Da ich nun wirklich keine Alternative zum Liegenbleiben sehe, gehe ich ins Bett. Ich schlafe nicht gut, weil ich ständig damit rechne, dass ein Polizeiboot neben mir festmacht. Schleusenwärter können ja ziemlich ungemütlich werden, wenn man sich ihren Anordnungen widersetzt – und das im Allgemeinen natürlich zu Recht.

Der Wecker läutet noch vor Anbruch der Dämmerung. Es dauert genau eine Dusche und zwei Cappuccini lang, bis es hell genug ist zum Ablegen. Ich stelle fest, ich habe Nachbarn bekommen über Nacht. Da ich mit den Hunden nicht nochmal über den fiesen Steg laufen möchte, plane ich einen Gassistop in Willemstad, 15 Minuten Fahrt von hier.

Direkt an der Hafeneinfahrt finde ich einen Platz zum Anlegen. Ist zwar verboten, aber wenn ich um sechs Uhr morgens eine halbe Stunde hier parke, wird das hoffentlich niemanden kümmern.

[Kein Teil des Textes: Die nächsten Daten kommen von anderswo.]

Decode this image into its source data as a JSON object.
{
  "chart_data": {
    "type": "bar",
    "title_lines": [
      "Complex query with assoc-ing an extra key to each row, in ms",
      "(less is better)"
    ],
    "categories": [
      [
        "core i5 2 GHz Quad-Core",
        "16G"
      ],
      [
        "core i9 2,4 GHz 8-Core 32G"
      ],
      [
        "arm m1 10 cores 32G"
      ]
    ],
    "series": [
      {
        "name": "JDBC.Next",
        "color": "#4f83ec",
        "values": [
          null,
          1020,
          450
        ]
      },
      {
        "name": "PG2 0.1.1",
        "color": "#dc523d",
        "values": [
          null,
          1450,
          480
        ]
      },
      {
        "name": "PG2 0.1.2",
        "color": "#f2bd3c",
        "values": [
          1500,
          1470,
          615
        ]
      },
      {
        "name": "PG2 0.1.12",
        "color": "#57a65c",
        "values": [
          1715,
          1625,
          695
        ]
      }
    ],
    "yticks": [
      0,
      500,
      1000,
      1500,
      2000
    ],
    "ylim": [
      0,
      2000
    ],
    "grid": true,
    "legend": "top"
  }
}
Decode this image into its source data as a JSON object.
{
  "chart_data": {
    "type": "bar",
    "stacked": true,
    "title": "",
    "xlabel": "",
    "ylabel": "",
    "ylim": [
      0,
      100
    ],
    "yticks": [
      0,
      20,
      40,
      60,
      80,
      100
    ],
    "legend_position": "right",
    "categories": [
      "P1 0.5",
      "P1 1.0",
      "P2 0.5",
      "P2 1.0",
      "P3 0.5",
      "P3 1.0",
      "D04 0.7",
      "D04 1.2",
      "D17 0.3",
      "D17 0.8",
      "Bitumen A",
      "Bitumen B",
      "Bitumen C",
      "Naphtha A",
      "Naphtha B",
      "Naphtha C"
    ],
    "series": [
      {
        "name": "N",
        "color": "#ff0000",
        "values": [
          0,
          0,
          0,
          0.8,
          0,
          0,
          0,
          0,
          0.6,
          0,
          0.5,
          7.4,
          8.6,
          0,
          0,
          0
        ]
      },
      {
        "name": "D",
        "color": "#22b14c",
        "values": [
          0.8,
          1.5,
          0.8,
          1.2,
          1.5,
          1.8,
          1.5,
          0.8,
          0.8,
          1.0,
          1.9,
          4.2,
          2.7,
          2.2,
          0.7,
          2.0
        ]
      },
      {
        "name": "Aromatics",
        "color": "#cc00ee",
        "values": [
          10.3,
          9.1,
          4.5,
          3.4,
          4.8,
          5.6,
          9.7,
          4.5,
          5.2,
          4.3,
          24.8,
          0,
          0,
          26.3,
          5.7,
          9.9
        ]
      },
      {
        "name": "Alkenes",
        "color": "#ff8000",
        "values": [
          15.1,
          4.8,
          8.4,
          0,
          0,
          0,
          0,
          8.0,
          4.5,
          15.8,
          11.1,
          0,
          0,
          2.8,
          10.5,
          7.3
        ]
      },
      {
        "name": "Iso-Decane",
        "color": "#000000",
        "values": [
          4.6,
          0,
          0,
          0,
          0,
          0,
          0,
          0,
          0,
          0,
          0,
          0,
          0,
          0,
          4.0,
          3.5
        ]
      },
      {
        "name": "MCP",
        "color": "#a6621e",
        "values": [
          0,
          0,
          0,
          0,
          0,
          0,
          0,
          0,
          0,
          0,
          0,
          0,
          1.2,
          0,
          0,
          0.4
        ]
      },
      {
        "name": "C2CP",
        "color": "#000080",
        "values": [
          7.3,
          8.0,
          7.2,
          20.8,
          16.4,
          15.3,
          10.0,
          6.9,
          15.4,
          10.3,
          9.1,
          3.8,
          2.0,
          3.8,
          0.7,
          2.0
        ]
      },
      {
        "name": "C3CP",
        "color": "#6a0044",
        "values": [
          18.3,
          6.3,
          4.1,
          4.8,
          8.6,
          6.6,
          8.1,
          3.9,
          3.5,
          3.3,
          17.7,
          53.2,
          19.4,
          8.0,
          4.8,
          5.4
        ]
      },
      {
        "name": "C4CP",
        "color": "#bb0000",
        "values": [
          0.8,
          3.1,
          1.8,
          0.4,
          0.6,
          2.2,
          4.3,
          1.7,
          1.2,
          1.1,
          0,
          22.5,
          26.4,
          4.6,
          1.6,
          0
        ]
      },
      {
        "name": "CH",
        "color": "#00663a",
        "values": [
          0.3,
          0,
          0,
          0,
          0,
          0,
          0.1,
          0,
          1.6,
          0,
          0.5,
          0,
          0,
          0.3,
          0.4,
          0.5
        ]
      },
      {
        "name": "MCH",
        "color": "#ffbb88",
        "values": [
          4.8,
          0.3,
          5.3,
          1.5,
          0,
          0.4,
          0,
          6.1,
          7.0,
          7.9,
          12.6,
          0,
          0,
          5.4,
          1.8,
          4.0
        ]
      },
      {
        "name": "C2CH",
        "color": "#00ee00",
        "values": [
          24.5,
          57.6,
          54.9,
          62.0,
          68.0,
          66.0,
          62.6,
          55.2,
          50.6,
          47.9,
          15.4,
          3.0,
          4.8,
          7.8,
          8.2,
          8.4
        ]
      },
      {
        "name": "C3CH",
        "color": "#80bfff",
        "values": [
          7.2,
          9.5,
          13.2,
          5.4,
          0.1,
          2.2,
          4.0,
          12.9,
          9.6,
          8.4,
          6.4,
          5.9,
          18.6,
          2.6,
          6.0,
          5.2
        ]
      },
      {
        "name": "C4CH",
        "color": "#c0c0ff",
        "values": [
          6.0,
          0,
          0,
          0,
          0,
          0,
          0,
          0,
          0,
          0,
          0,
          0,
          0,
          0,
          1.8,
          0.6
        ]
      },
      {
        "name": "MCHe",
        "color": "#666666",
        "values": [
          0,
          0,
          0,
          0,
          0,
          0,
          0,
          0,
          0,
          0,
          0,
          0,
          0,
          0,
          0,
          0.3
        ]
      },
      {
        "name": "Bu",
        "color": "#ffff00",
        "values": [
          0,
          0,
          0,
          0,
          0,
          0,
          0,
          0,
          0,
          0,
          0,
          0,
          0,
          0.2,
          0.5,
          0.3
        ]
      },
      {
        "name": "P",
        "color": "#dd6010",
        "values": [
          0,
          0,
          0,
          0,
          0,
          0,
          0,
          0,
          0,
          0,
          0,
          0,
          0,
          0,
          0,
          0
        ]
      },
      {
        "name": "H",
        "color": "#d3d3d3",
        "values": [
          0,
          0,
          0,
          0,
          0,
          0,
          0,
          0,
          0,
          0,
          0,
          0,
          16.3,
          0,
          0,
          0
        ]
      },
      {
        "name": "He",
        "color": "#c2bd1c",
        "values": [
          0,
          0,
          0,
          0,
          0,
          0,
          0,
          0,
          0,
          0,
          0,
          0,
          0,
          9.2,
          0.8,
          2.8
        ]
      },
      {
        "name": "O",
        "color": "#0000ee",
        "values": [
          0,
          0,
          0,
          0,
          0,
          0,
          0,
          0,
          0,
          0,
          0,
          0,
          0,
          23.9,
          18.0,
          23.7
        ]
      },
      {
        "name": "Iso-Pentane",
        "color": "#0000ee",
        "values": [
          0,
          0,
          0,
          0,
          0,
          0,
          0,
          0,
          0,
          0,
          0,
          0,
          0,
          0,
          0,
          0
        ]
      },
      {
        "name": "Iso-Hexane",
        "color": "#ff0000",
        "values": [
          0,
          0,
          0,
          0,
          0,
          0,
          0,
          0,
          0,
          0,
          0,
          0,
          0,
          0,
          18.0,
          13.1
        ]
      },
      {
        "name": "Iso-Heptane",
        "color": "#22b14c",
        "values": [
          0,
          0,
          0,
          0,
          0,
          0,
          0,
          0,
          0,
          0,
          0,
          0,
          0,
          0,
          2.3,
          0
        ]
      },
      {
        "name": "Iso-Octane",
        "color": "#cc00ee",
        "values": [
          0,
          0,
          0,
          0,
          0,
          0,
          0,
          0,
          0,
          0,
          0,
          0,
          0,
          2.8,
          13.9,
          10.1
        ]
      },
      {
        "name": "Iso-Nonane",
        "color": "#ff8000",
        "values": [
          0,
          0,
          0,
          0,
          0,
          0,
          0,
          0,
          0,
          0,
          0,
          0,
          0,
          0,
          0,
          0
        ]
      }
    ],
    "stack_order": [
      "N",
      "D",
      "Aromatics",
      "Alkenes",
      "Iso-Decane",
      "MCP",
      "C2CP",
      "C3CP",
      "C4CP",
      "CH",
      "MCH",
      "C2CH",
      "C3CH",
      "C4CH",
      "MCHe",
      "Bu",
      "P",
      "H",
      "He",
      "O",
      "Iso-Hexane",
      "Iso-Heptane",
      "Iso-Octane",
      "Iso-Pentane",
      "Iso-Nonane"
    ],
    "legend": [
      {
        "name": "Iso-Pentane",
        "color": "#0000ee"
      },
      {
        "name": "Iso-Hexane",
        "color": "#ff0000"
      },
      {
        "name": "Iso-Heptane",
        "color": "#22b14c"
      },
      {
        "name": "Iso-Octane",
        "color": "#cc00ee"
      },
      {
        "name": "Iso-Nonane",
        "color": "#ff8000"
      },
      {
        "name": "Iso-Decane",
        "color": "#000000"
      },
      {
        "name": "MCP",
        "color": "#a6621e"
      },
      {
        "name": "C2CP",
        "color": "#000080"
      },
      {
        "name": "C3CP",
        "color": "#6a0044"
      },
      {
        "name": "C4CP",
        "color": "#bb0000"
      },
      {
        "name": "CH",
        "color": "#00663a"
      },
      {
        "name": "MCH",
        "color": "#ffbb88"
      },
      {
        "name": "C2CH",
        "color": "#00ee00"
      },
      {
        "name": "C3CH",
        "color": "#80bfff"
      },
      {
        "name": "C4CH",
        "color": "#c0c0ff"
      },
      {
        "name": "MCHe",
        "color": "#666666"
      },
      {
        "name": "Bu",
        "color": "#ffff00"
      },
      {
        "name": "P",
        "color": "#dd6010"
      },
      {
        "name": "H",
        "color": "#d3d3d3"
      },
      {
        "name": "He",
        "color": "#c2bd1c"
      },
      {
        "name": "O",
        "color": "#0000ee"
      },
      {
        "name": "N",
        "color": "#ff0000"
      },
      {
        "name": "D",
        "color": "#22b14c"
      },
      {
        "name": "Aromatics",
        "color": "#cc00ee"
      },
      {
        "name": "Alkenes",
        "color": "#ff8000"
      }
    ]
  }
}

Nachdem die Hunde versorgt sind, geht es dann auch weiter über das Hollandsdiep.

Als ich Richtung Norden in den Dordtse Kil einbiege, spüre ich sofort den Vorteil des ungeplant frühen Aufbruchs. Da schon kurz nach zehn Uhr morgens in Rotterdam Niedrigwasser ist, hatte ich damit gerechnet, einen erheblichen Teil der Strecke gegen die Flut zurücklegen zu müssen. Nun aber trägt mich das ablaufende Wasser flott dahin. Sehr zügig bin ich in Dordrecht und im Kanal Noord. Aus der Ferne kann ich einen kurzen Blick auf ein paar Windmühlenflügel von Kinderdijk erhaschen, und schon spült es mich in die Maas.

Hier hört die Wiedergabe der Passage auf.